### Sumary
- 数据并行 vs 模型并行
    - 数据并行：模型拷贝（per device），数据split/chunk(batch上)
      - the module is replicated on each device, and each replica handles a different portion of the input data
      - during the backwards pass, gradients from each replica are summed into the original module
    - 模型并行：数据拷贝（per device）, 模型split/chunk（显然是单卡放不下模型的情况）
- DP -> DDP
    - DP: torch.nn.DataParallel
    - DDP: torch.DistributedDataParallel
    - Use nn.parallel.DistributedDataParallel instead of multiprocessing or nn.DataParallel and Distributed Data Parallel.

In [1]:
import torch
import torch.nn as nn
from torch.utils.data import Dataset, DataLoader

input_size = 5
output_size = 2

batch_size = 32
data_size = 100

In [2]:
device = torch.device('cuda:0' if torch.cuda.is_available() else 'cpu')
device

device(type='cuda', index=0)

In [3]:
class RandomDataset(Dataset):
    def __init__(self, size, length):
        self.len = length
        self.data = torch.randn(length, size)

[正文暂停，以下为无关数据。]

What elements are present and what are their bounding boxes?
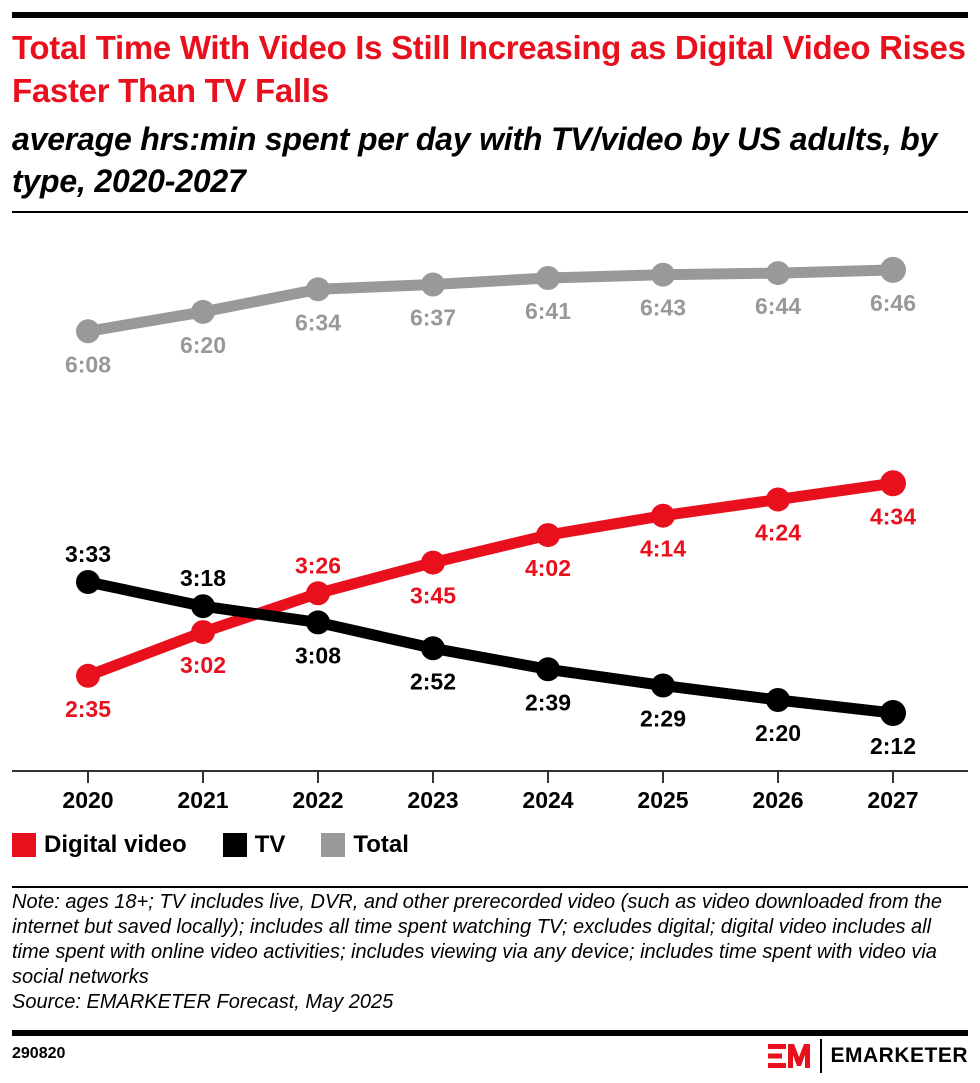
note-rule — [12, 886, 968, 888]
legend: Digital video TV Total — [12, 830, 445, 860]
data-label: 6:46 — [870, 290, 916, 316]
series-tv — [76, 570, 906, 726]
x-tick-label: 2027 — [867, 787, 918, 813]
series-layer — [76, 256, 906, 726]
source-text: Source: EMARKETER Forecast, May 2025 — [12, 991, 394, 1013]
x-tick-label: 2020 — [62, 787, 113, 813]
data-label: 2:35 — [65, 696, 111, 722]
x-axis-ticks: 2020 2021 2022 2023 2024 2025 2026 2027 — [62, 771, 919, 813]
data-point — [421, 550, 445, 575]
x-tick-label: 2026 — [752, 787, 803, 813]
data-point — [880, 470, 906, 497]
data-label: 2:12 — [870, 733, 916, 759]
data-labels-layer: 6:08 6:20 6:34 6:37 6:41 6:43 6:44 6:46 2:35 3:02… — [65, 290, 916, 759]
data-label: 4:14 — [640, 536, 686, 562]
note-text: Note: ages 18+; TV includes live, DVR, a… — [12, 891, 942, 988]
footnote: Note: ages 18+; TV includes live, DVR, a… — [12, 890, 968, 1015]
data-point — [766, 487, 790, 512]
data-label: 6:44 — [755, 293, 801, 319]
x-tick-label: 2021 — [177, 787, 228, 813]
data-label: 2:20 — [755, 720, 801, 746]
data-point — [536, 657, 560, 682]
data-point — [766, 688, 790, 712]
subtitle-rule — [12, 211, 968, 213]
data-label: 2:39 — [525, 689, 571, 715]
series-line-digital-video — [82, 477, 899, 682]
series-line-total — [82, 264, 899, 337]
legend-swatch-tv — [222, 833, 247, 857]
data-label: 6:34 — [295, 309, 341, 335]
data-label: 3:08 — [295, 642, 341, 668]
data-point — [651, 673, 675, 698]
data-label: 4:34 — [870, 503, 916, 529]
data-point — [76, 663, 100, 688]
line-chart: 2020 2021 2022 2023 2024 2025 2026 2027 6:08 6:2… — [12, 256, 968, 813]
legend-item-digital-video: Digital video — [12, 830, 187, 860]
series-total — [76, 256, 906, 344]
data-label: 6:41 — [525, 298, 571, 324]
data-label: 2:29 — [640, 706, 686, 732]
data-point — [191, 299, 215, 324]
chart-subtitle: average hrs:min spent per day with TV/vi… — [12, 121, 938, 199]
data-label: 6:20 — [180, 332, 226, 358]
data-point — [421, 272, 445, 297]
data-point — [76, 319, 100, 344]
series-digital-video — [76, 470, 906, 688]
data-point — [306, 277, 330, 302]
legend-swatch-digital-video — [12, 833, 36, 857]
chart-title: Total Time With Video Is Still Increasin… — [12, 29, 966, 109]
data-point — [536, 523, 560, 548]
x-tick-label: 2023 — [407, 787, 458, 813]
data-label: 3:18 — [180, 565, 226, 591]
data-point — [191, 620, 215, 645]
data-label: 6:08 — [65, 351, 111, 377]
data-label: 6:43 — [640, 295, 686, 321]
data-label: 4:02 — [525, 555, 571, 581]
legend-swatch-total — [321, 833, 346, 857]
series-line-tv — [82, 576, 899, 719]
legend-label: Total — [353, 831, 409, 858]
data-point — [421, 636, 445, 661]
brand-name: EMARKETER — [830, 1044, 968, 1067]
x-tick-label: 2025 — [637, 787, 688, 813]
data-point — [536, 266, 560, 290]
data-point — [191, 594, 215, 619]
legend-item-total: Total — [321, 830, 409, 860]
legend-item-tv: TV — [222, 830, 286, 860]
legend-label: TV — [254, 831, 286, 858]
data-label: 2:52 — [410, 668, 456, 694]
legend-label: Digital video — [44, 831, 187, 858]
x-tick-label: 2024 — [522, 787, 573, 813]
data-point — [306, 610, 330, 635]
data-label: 6:37 — [410, 305, 456, 331]
data-point — [76, 570, 100, 594]
data-label: 3:45 — [410, 583, 456, 609]
x-tick-label: 2022 — [292, 787, 343, 813]
em-logo-icon — [768, 1044, 811, 1068]
logo-divider — [820, 1039, 823, 1073]
chart-id: 290820 — [12, 1045, 66, 1062]
data-label: 3:33 — [65, 541, 111, 567]
data-label: 3:26 — [295, 552, 341, 578]
data-point — [306, 581, 330, 606]
data-point — [651, 503, 675, 528]
data-point — [880, 700, 906, 726]
data-point — [651, 262, 675, 287]
emarketer-logo: EMARKETER — [768, 1038, 968, 1074]
data-label: 3:02 — [180, 652, 226, 678]
top-rule — [12, 12, 968, 18]
data-point — [766, 261, 790, 286]
data-point — [880, 256, 906, 283]
data-label: 4:24 — [755, 520, 801, 546]
bottom-rule — [12, 1030, 968, 1036]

    def __getitem__(self, index):
        # (5, )
        return self.data[index]

    def __len__(self):
        # 100
        return self.len


rand_loader = DataLoader(dataset=RandomDataset(input_size, data_size), batch_size=batch_size, shuffle=True)

In [4]:
next(iter(rand_loader)).shape

torch.Size([32, 5])

In [5]:
class Model(nn.Module):
    # Our model
    def __init__(self, input_size, output_size):
        # 5 -> 2
        super(Model, self).__init__()
        self.fc = nn.Linear(input_size, output_size)

    def forward(self, input):
        # Here the model will forward pass
        output = self.fc(input)
        print("\tIn Model: input size", input.size(), "output size", output.size())

        return output

### DataParallel

- https://pytorch.org/docs/stable/generated/torch.nn.DataParallel.html
    - device_ids=None
        - 参与训练的GPU有哪些，device_ids=gpus
    - output_device=None
        - 输出的GPU是哪个，output_device=gpus[0]
    - dim-0
- The parallelized module must have its parameters and buffers on device_ids[0] before running(forward/backward) this DataParallel module.
    - model.to('cuda:0')


In [6]:
model = Model(input_size, output_size)
if torch.cuda.device_count() > 1:
    print('Use', torch.cuda.device_count(), 'GPUs')
    model = nn.DataParallel(model)

Use 4 GPUs


In [7]:
model

DataParallel(
  (module): Model(
    (fc): Linear(in_features=5, out_features=2, bias=True)
  )
)

In [8]:
model.to(device)

DataParallel(
  (module): Model(
    (fc): Linear(in_features=5, out_features=2, bias=True)
  )
)

### tensors: to(device)

In [9]:
a = torch.randn(3, 4)
print('a.is_cuda', a.is_cuda)
b = a.to('cuda:0')
print('a.is_cuda', a.is_cuda)
print('b.is_cuda', b.is_cuda)

# a and b are different

a.is_cuda False
a.is_cuda False
b.is_cuda True


### models：to(device)

model.to device会改变之前的model的状态

In [10]:
a = Model(3, 4)
print(next(a.parameters()).is_cuda)
b = a.to('cuda:0')
print(next(a.parameters()).is_cuda)
print(next(b.parameters()).is_cuda)

False
True
True


In [11]:
for data in rand_loader:
    # input_var can be on any device, including CPU
    input = data.to(device)
    output = model(input)
    print("Outside: input size", input.size(), "output_size", output.size())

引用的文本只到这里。